“Between the Books” is a series of short early evening discussions taking place at the Assif library.
A rare edition of the two-volume Sefer Bishul (“cookbook”), published by Wizo’s training department, is now back at the library after a cover repair – and this is an excellent opportunity to launch a series of intimate discussions, focusing on some of the books on our shelves.
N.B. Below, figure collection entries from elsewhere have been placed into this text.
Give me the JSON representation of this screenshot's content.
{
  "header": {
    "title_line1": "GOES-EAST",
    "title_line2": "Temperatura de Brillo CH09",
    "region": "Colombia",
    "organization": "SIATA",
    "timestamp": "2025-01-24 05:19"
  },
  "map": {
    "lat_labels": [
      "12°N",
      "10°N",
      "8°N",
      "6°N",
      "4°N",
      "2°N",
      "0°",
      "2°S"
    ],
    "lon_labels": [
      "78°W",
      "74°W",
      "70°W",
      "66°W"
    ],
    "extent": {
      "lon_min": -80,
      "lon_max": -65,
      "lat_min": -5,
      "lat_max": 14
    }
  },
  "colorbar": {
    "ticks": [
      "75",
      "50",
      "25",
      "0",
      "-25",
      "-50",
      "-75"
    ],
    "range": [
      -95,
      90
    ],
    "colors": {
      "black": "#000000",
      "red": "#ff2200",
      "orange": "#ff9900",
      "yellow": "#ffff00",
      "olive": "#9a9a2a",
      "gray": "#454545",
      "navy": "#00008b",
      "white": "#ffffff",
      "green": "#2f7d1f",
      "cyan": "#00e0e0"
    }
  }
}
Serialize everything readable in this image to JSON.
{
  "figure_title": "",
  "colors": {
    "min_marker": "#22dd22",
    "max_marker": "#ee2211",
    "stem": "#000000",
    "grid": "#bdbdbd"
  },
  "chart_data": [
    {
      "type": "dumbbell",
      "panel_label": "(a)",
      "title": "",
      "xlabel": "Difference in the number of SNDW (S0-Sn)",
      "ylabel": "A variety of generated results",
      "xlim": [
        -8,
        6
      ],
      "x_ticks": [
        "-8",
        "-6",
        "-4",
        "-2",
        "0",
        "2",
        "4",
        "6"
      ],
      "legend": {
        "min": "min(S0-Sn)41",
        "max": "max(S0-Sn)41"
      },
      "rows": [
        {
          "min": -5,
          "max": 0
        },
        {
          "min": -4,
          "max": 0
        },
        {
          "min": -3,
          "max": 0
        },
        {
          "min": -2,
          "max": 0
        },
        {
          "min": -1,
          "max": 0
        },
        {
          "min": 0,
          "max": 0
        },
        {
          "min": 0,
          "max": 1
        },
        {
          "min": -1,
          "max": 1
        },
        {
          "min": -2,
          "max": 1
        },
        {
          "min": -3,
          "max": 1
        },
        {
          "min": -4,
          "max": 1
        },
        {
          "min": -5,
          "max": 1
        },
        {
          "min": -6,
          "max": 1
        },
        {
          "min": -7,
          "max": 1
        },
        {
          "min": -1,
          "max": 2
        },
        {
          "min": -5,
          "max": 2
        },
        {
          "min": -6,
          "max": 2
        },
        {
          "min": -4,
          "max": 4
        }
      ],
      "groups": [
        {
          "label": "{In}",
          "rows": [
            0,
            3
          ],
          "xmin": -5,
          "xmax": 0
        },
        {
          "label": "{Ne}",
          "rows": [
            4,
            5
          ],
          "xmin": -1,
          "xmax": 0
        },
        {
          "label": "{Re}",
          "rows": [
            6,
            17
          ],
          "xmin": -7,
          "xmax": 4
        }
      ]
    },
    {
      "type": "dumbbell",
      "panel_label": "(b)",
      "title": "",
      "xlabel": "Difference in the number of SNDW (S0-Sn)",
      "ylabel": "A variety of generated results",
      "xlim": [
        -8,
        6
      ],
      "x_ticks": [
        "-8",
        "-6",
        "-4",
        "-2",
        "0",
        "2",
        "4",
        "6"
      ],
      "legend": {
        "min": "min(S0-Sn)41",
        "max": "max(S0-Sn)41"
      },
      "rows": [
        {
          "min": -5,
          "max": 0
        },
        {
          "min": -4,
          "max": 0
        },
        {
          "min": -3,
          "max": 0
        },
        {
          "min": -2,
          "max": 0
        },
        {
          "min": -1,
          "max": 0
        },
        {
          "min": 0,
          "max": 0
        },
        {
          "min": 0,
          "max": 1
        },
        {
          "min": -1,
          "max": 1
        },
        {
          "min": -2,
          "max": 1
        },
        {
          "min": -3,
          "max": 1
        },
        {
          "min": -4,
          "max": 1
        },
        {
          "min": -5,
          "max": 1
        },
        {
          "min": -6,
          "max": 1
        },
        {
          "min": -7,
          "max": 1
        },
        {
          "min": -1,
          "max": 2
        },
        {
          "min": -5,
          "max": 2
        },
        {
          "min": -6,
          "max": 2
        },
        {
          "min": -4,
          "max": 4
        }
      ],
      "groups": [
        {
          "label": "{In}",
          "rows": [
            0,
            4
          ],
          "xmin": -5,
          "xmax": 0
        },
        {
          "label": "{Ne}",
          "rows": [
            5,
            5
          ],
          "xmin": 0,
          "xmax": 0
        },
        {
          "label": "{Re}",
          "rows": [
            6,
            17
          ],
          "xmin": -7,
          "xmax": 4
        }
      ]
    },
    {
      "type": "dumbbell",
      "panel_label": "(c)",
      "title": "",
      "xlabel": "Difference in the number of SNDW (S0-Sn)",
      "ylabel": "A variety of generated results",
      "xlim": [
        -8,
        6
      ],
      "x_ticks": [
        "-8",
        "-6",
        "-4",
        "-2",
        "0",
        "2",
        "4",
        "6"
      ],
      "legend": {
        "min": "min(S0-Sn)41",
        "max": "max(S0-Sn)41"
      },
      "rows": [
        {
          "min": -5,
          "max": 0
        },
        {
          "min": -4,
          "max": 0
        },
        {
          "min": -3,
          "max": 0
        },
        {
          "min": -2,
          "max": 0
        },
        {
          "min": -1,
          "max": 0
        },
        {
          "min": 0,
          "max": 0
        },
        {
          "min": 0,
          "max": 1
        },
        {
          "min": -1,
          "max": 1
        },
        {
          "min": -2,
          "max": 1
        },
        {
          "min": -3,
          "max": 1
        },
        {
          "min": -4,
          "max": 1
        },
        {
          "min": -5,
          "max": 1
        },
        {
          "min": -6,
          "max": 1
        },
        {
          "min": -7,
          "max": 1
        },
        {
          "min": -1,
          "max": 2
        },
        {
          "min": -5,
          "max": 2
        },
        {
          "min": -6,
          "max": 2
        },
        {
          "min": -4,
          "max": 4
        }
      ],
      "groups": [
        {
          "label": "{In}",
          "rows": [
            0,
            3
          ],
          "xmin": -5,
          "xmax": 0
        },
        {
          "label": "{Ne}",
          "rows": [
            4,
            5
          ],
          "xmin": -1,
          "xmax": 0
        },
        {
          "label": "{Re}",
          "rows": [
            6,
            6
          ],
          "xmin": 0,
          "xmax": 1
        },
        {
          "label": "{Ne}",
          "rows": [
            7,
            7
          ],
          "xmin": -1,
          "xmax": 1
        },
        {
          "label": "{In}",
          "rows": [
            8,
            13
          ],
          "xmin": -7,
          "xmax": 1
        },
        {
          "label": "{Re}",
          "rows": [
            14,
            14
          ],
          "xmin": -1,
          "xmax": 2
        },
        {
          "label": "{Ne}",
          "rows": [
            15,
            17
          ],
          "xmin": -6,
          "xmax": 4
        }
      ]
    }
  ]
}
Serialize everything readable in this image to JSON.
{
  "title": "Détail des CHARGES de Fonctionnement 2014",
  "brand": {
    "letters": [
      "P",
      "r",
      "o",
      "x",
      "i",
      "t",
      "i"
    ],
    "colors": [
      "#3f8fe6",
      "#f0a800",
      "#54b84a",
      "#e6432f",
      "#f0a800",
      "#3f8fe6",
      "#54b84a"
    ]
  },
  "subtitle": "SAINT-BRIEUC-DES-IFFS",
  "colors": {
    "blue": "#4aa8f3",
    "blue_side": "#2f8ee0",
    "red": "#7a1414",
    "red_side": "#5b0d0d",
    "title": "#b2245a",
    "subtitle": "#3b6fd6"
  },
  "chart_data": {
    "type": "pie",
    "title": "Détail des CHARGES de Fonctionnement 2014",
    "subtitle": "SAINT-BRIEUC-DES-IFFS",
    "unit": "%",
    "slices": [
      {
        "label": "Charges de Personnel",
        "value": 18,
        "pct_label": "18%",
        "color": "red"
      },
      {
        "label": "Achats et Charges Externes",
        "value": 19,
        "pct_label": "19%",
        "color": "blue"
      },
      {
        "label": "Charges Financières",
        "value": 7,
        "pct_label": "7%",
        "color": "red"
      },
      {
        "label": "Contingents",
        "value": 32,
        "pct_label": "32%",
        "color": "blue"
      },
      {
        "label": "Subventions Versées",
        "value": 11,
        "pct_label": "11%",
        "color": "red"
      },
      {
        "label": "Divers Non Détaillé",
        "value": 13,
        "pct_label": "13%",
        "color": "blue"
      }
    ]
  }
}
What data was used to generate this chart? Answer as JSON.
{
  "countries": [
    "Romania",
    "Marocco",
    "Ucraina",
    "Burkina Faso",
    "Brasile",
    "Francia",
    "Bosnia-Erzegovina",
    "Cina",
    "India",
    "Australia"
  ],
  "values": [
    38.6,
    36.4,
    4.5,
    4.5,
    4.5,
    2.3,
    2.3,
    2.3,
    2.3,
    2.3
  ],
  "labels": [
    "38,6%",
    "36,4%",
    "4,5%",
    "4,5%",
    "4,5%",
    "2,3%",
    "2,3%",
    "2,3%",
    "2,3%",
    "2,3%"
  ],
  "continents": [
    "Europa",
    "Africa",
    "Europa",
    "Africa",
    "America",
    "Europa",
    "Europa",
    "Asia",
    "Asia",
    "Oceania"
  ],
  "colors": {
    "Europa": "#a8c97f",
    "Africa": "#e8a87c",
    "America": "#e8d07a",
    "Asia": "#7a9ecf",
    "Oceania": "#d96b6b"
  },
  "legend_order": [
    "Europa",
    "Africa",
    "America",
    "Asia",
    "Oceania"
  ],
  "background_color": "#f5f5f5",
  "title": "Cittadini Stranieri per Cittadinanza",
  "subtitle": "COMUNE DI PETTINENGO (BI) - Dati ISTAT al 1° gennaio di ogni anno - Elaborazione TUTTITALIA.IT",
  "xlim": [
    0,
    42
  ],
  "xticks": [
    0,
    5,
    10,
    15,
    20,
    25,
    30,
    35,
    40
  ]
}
Who were the women authors behind the first Hebrew-written cookbooks of the 20th century? When were Hummus, Falafel and Tahini first included, if at all? And how was the emerging science of nutrition used for various political and social purposes? Journalist and food researcher Ronit Vered hosts Arela Tahalev Ben Shahar, a nutrition historian researching the history of food in Israel and its relationship with society, politics and gender. Join us for a short and refreshing after-work discussion.
About the cooks
Ronit Vered is a food and culture researcher, journalist, and author of food and travel books. Her weekly column “Pinat Ochel” in Haaretz has documented local food traditions since 2007. She is a frequent lecturer both in Israel and abroad on cuisine and identity, food and politics, and the growth of Israeli and Palestinian cuisines. She also serves a curator, building artistic and culinary programs for cultural institutions like Asif, Tel Aviv University, the Jerusalem Cinematheque, and others.
Dr. Erela Taharlev Ben Shachar explores the history of diet in Israel and its relationship to society, politics, and gender. In addition, she lectures in the biological thought program at the Open University, and writes in Menta magazine and on the Ynet website about nutrition, health, and society.